If an email does the job of a meeting then purposefully use email.
If you want everyone to hear you then record a video and distribute it to everyone.
In support of climate change we can actively avoid the most wasteful of trips but still meet and use renewable energy to power our greater technology consumption.
A short-term real problem is that it turns out coming to work and seeing people in-person was a positive by-product – it met a social need – which helped our well-being. New solutions will emerge to mitigate this serious obstacle.

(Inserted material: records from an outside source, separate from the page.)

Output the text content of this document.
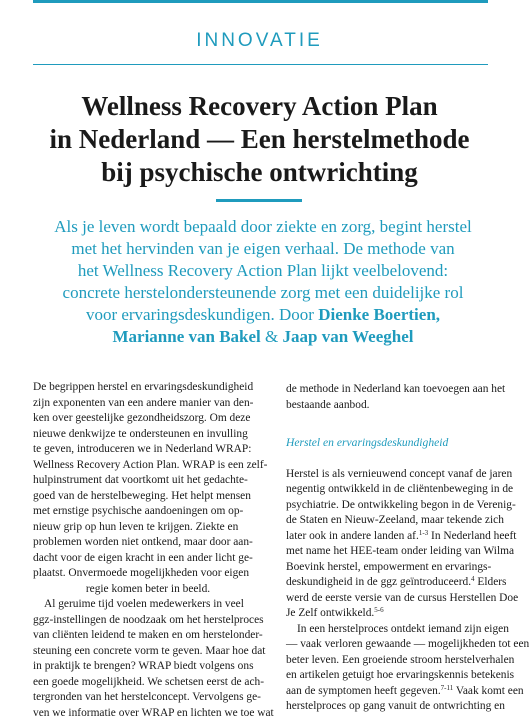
INNOVATIE
Wellness Recovery Action Plan
in Nederland — Een herstelmethode
bij psychische ontwrichting
Als je leven wordt bepaald door ziekte en zorg, begint herstel
met het hervinden van je eigen verhaal. De methode van
het Wellness Recovery Action Plan lijkt veelbelovend:
concrete herstelondersteunende zorg met een duidelijke rol
voor ervaringsdeskundigen. Door Dienke Boertien,
Marianne van Bakel & Jaap van Weeghel
De begrippen herstel en ervaringsdeskundigheid
zijn exponenten van een andere manier van den-
ken over geestelijke gezondheidszorg. Om deze
nieuwe denkwijze te ondersteunen en invulling
te geven, introduceren we in Nederland WRAP:
Wellness Recovery Action Plan. WRAP is een zelf-
hulpinstrument dat voortkomt uit het gedachte-
goed van de herstelbeweging. Het helpt mensen
met ernstige psychische aandoeningen om op-
nieuw grip op hun leven te krijgen. Ziekte en
problemen worden niet ontkend, maar door aan-
dacht voor de eigen kracht in een ander licht ge-
plaatst. Onvermoede mogelijkheden voor eigen
regie komen beter in beeld.
Al geruime tijd voelen medewerkers in veel
ggz-instellingen de noodzaak om het herstelproces
van cliënten leidend te maken en om herstelonder-
steuning een concrete vorm te geven. Maar hoe dat
in praktijk te brengen? WRAP biedt volgens ons
een goede mogelijkheid. We schetsen eerst de ach-
tergronden van het herstelconcept. Vervolgens ge-
ven we informatie over WRAP en lichten we toe wat
de methode in Nederland kan toevoegen aan het
bestaande aanbod.
Herstel en ervaringsdeskundigheid
Herstel is als vernieuwend concept vanaf de jaren
negentig ontwikkeld in de cliëntenbeweging in de
psychiatrie. De ontwikkeling begon in de Verenig-
de Staten en Nieuw-Zeeland, maar tekende zich
later ook in andere landen af.$^{1-3}$ In Nederland heeft
met name het HEE-team onder leiding van Wilma
Boevink herstel, empowerment en ervarings-
deskundigheid in de ggz geïntroduceerd.$^4$ Elders
werd de eerste versie van de cursus Herstellen Doe
Je Zelf ontwikkeld.$^{5-6}$
In een herstelproces ontdekt iemand zijn eigen
— vaak verloren gewaande — mogelijkheden tot een
beter leven. Een groeiende stroom herstelverhalen
en artikelen getuigt hoe ervaringskennis betekenis
aan de symptomen heeft gegeven.$^{7-11}$ Vaak komt een
herstelproces op gang vanuit de ontwrichting en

Recently I overheard my young kid roleplaying and saying triumphantly ‘I’m going to work’ as she proceeded to sit at my office chair at home. By the time she is old enough to work many of today’s threats will have been overcome.
What is left when the communication technology is put to the side could be transformational time spent together to achieve even greater work at a scale and speed we can only imagine today.
Zak Mensah is the co-CEO of Birmingham Museums Trust. Before that role he was Head of Transformation for the Culture & Creative Industries Service at Bristol City Council. Zak likes to help people to make a ruckus and make positive change happen.